Applying this concept in general leads to the theorem
$$a^x \equiv a^y \equiv 1\quad(\text{mod } n)\quad\implies\quad a^{\mathrm{gcd}(x,y)} \equiv 1\quad(\text{mod }n).$$
A: $1 \equiv  a^{170}=a^{111}a^{59}\equiv 1*a^{59}\equiv a^{59}\pmod n$.
And $1 \equiv a^{111}= a^{59}a^{52}\equiv 1a^{52}\equiv a^{52}\pmod n$ and .... keep going....
This is akin to using Euclid's algarithm to show $\gcd(111,170) = 1$.
....
$1 \equiv a^{59} = a^{52}a^{7}\equiv 1*a^7\equiv a^7\pmod n$.
$1 \equiv a^{52}\equiv (a^7)^7a^3 \equiv 1^7a^3\equiv a^3 \pmod n$
$1 \equiv a^7 \equiv (a^3)^2*a \equiv 1^2a \equiv a \pmod n$. 
That's that.
Alternatively we can use EA and Bezouts lemma to show that 
$1 = 7- 2*3 = 7- 2(52- 7*7)$
$= 15*7 - 2*52 = 15*(59-52)- 2*52 = 15*59 - 17*52=$
$=15*59- 17(111-59) = 32*59 - 17*111 =$
$ 32*(170-111) - 17*111=32*170 - 49*111$
So $5440 = 32*170$ and $5540= 5439+1 = 49*111 + 1$.
And so....
So $a^{5440}=(a^{170})^{32} \equiv 1^{32} \equiv 1 \pmod n$.
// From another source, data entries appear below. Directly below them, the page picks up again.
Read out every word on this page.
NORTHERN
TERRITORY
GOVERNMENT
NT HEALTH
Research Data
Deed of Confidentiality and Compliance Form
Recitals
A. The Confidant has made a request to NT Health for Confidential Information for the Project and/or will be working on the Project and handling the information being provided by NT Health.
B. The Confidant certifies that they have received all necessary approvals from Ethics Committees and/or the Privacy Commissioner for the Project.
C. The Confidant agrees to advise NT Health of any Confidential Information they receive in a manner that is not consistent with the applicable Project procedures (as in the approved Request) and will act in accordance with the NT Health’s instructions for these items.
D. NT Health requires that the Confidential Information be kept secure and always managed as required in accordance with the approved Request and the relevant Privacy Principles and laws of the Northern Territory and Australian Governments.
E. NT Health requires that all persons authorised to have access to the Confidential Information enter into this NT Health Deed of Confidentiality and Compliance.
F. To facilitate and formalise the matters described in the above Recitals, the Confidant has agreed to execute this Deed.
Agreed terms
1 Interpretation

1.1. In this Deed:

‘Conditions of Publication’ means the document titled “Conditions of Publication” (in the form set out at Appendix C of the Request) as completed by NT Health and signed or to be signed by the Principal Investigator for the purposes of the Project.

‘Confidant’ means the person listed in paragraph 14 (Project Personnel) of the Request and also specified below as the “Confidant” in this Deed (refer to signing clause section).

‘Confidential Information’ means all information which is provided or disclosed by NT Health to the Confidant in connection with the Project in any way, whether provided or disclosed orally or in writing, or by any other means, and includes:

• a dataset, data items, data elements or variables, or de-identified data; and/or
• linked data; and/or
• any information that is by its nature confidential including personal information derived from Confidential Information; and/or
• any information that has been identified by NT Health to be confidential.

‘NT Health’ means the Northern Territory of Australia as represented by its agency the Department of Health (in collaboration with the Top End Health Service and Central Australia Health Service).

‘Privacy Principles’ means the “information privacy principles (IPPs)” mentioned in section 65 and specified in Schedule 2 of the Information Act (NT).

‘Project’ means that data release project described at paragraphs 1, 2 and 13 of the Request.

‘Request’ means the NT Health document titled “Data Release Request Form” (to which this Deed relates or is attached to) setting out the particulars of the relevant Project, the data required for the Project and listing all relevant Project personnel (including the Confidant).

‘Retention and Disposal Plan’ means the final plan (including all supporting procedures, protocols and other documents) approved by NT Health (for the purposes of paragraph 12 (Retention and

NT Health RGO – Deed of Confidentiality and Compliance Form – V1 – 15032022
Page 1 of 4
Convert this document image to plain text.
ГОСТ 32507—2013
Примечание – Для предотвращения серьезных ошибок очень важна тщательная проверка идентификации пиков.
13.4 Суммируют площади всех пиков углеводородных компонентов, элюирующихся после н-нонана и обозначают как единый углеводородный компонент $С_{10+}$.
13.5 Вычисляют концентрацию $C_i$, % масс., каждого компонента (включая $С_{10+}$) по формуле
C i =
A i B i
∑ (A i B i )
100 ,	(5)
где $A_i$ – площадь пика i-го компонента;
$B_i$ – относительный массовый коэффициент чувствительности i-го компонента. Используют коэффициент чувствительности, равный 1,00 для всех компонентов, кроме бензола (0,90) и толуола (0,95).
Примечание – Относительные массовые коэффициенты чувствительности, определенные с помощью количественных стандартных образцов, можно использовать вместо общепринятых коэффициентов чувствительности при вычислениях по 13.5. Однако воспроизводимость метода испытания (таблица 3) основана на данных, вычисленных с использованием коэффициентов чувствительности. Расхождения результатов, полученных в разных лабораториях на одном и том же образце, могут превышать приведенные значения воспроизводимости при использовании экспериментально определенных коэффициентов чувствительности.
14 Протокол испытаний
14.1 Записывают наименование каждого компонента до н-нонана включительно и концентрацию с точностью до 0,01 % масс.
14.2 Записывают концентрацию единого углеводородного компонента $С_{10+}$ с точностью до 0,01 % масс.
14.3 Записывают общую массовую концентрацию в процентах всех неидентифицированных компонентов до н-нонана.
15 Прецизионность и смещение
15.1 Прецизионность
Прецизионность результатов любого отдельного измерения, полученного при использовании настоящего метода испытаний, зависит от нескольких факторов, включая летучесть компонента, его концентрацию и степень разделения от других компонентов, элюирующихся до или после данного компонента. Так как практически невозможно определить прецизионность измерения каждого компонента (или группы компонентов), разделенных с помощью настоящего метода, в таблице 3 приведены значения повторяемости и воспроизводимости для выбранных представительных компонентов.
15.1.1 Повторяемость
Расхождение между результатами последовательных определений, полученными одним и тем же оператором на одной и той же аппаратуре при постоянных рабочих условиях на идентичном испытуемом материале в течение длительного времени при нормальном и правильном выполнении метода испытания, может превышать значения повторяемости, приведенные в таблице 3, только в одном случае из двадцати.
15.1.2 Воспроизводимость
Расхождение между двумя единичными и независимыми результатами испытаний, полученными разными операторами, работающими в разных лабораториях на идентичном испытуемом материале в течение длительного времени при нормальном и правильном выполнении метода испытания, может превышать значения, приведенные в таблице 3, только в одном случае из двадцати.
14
But also $a^{5440}= a*a^{5439}=a*(a^{111})^{49}\equiv a*1^{49}\equiv a \pmod n$.
So transitively, $a\equiv a^{5440}\equiv 1 \pmod{n}$.
A: Since $170$ and $111$ are relatively prime, there exist, by Bezout's theorem, $x,y$ such that $x170+y111=1$.  But then $1\cong {(a^{170})}^x\cdot {(a^{111})}^y\cong a^{x170+y111}\cong a\pmod n$.
Of course, this generalises to any coprime exponents.